Finally, unable to stand the abuse of his stepfather longer, he gathered his few belongings in a small bundle and started out to make his own way in the world. For a boy of only ten this was by no means easy. From house to house he asked for work until finally a farmer gave him a job. Though the hours were long and the work heavy, John stuck to it for more than a year when he went to a mine in Braidwood and got a job as breaker boy. Here he remained until he was twelve when he decided to go west. With no money and no friends he worked his way by slow stages all the way from Illinois to Colorado. He had hoped that mining conditions would be much better in Colorado, but found them even worse than they had been in Illinois. Unable to earn enough to supply the bare necessities of life, the miners were suffering hardship and want.
Thus surrounded by misery, John, though but a lad, found himself trying to think out ways of helping these unfortunate men and their families, for he could not believe that it was right for them to suffer as they did.
Finally conditions in Colorado became so bad that John, then twenty years of age, decided to return to Spring Valley, Illinois. Here, for the first time in his159life, he saw a labor union so conducted that it was a force. The members of this union, all working men, met each week and discussed matters that were of interest to all. After discussing the topics they passed resolutions which they presented to the mine owners. In this way they were able to secure better wages, shorter hours of work, and safer mines in which to work.

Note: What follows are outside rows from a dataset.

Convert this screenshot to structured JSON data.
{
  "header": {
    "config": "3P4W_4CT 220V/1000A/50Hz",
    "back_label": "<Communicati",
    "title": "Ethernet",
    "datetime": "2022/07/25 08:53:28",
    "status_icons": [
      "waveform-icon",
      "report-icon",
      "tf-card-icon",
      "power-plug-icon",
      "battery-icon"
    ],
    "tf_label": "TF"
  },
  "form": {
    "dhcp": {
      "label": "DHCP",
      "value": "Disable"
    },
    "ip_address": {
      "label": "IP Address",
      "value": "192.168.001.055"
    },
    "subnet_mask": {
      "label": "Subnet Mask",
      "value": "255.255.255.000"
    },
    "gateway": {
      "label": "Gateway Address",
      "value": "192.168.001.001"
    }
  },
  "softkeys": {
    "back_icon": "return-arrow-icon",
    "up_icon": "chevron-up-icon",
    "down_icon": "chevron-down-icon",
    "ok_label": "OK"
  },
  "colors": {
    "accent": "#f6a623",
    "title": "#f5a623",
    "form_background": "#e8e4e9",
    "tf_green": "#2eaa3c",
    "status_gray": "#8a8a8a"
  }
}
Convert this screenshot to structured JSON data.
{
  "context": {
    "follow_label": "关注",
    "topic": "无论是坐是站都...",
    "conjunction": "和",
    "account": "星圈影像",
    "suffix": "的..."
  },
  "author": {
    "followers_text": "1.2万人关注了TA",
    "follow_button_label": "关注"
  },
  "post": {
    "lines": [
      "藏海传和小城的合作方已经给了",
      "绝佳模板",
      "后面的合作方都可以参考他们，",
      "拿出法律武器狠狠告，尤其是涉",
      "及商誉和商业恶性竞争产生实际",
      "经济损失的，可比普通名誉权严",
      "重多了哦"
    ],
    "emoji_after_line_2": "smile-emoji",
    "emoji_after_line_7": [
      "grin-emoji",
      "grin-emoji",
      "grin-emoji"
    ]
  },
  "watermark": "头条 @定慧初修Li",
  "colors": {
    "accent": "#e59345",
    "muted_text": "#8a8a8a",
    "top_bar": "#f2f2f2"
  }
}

In these labor meetings young Mitchell took an active part and soon developed ability as a public speaker. From the first his advancement in the ranks of organized labor was rapid, so rapid in fact that at thirty we find Mitchell president of the United Mine Workers of America. At the time he became president the organization had but about forty thousand members, but under his skillful leadership it grew until in 1908 its membership numbered over three hundred thousand men. Mr. Mitchell is still in the prime of life and is one of our most skillful and trusted labor leaders.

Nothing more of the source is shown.